Methods: Patients with radiation-naïve, intracranial meningioma treated with conventional RT were enrolled in this prospective, IRB approved study. Exclusion criteria included presence of significant anemia, thrombocytopenia, pregnancy, incarceration, or COVID-19. Peripheral blood was drawn before the first RT treatment and during the last week of RT. Flow cytometry was used to identify frequencies of MDSC subsets (M-MDSC, G-MDSC, eMDSC) and immunomodulatory cytokine expression (IL-10, TGF-ß, and IFN-?+). MDSC subtype frequencies (%MDSC) and cytokine frequency/intensity were compared before and after RT with paired Student’s t-tests.

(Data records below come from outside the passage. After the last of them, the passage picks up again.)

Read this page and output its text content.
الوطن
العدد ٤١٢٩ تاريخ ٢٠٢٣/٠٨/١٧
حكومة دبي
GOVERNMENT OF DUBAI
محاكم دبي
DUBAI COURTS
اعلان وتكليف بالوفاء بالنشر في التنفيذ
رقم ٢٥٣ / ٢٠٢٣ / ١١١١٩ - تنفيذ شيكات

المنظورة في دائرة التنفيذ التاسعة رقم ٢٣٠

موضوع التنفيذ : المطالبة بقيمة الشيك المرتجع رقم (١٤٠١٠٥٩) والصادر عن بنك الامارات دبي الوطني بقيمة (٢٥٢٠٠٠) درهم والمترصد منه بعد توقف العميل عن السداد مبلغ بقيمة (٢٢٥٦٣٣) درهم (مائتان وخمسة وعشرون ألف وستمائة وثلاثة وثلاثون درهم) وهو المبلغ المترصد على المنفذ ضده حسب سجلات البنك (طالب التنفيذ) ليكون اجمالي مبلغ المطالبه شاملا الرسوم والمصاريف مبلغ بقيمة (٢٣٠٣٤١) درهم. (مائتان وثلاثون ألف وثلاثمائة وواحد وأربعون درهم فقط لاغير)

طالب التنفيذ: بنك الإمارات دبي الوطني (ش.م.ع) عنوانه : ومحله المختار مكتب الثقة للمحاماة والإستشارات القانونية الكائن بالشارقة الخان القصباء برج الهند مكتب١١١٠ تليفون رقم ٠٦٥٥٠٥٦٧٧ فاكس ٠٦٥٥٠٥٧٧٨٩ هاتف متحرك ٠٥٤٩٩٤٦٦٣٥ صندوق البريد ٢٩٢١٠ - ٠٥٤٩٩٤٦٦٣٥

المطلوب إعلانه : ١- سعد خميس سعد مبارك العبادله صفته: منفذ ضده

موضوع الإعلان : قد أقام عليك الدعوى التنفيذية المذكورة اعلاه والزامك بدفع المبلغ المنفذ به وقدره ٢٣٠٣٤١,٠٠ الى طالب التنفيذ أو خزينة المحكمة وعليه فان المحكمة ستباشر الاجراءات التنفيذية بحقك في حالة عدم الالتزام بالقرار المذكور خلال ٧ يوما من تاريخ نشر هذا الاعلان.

Results: 7 patients received conventionally fractionated RT, with prescription doses ranging from 4860 to 6000 cGy. The median age was 59 years (range 30-76) and 6 were male. Of the 7 tumors, 2 were WHO grade 1, 2 were WHO grade 2, and 3 were imaging diagnosed. The %MDSC of non- lymphocytes significantly decreased following RT (27.3% ± 14.9% vs. 12.3% ± 6.6%, p = 0.005). The %MDSC of CD11b+/CD33+ cells from pre-RT (34.1% ± 21.5%) to post-RT (15.0% ± 9.1%, p = 0.008). The distribution of eMDSC, M-MDSC, and G-MDSC remained unchanged post-RT. There was no overall difference in the expression frequency of IL-10, TGF-ß, and IFN-? post-RT. However, the geometric mean fluorescence intensity (GFMI) of TGF-ß significantly increased after RT (2214.4 ± 752.4 vs. 3457.7 ± 1168.0, p = 0.02). No significant differences in GFMI of IL-10 or IFN-? were measured post-RT compared to baseline.

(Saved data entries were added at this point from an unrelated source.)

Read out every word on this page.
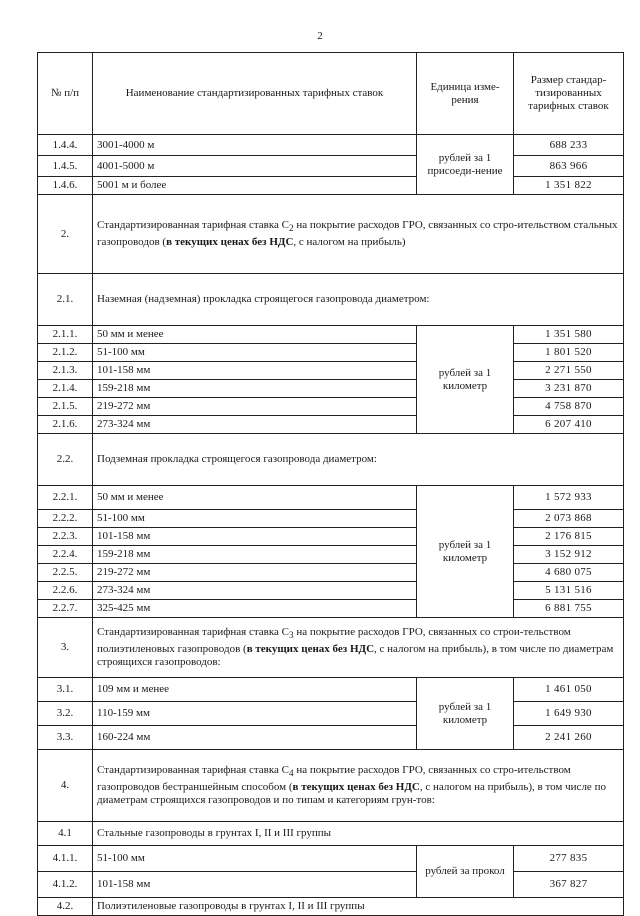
2
№ п/п	Наименование стандартизированных тарифных ставок	Единица изме-рения	Размер стандар-тизированных тарифных ставок
1.4.4.	3001-4000 м	рублей за 1 присоеди-нение	688 233
1.4.5.	4001-5000 м		863 966
1.4.6.	5001 м и более		1 351 822
2.	Стандартизированная тарифная ставка $С_2$ на покрытие расходов ГРО, связанных со стро-ительством стальных газопроводов (в текущих ценах без НДС, с налогом на прибыль)		
2.1.	Наземная (надземная) прокладка строящегося газопровода диаметром:		
2.1.1.	50 мм и менее	рублей за 1 километр	1 351 580
2.1.2.	51-100 мм		1 801 520
2.1.3.	101-158 мм		2 271 550
2.1.4.	159-218 мм		3 231 870
2.1.5.	219-272 мм		4 758 870
2.1.6.	273-324 мм		6 207 410
2.2.	Подземная прокладка строящегося газопровода диаметром:		
2.2.1.	50 мм и менее	рублей за 1 километр	1 572 933
2.2.2.	51-100 мм		2 073 868
2.2.3.	101-158 мм		2 176 815
2.2.4.	159-218 мм		3 152 912
2.2.5.	219-272 мм		4 680 075
2.2.6.	273-324 мм		5 131 516
2.2.7.	325-425 мм		6 881 755
3.	Стандартизированная тарифная ставка $С_3$ на покрытие расходов ГРО, связанных со строи-тельством полиэтиленовых газопроводов (в текущих ценах без НДС, с налогом на прибыль), в том числе по диаметрам строящихся газопроводов:		
3.1.	109 мм и менее	рублей за 1 километр	1 461 050
3.2.	110-159 мм		1 649 930
3.3.	160-224 мм		2 241 260
4.	Стандартизированная тарифная ставка $С_4$ на покрытие расходов ГРО, связанных со стро-ительством газопроводов бестраншейным способом (в текущих ценах без НДС, с налогом на прибыль), в том числе по диаметрам строящихся газопроводов и по типам и категориям грун-тов:		
4.1	Стальные газопроводы в грунтах I, II и III группы		
4.1.1.	51-100 мм	рублей за прокол	277 835
4.1.2.	101-158 мм		367 827
4.2.	Полиэтиленовые газопроводы в грунтах I, II и III группы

Conclusion: Preliminary results suggest conventional RT reduces the percentage of MDSCs in peripheral blood from meningioma patients, contrary to findings from patients with malignant brain tumors. The increased TGF-ß expression intensity in post-RT samples highlights the complexity of radiation-induced immunomodulatory signaling. Understanding the unique impact RT has on MDSC subsets and signaling in benign and malignant brain tumors may aid in the identification of pathways and responses that inhibit MDSC-driven immunosuppression and radio resistance. Work is ongoing to expand our study population and evaluate associations with tumor control and outcome.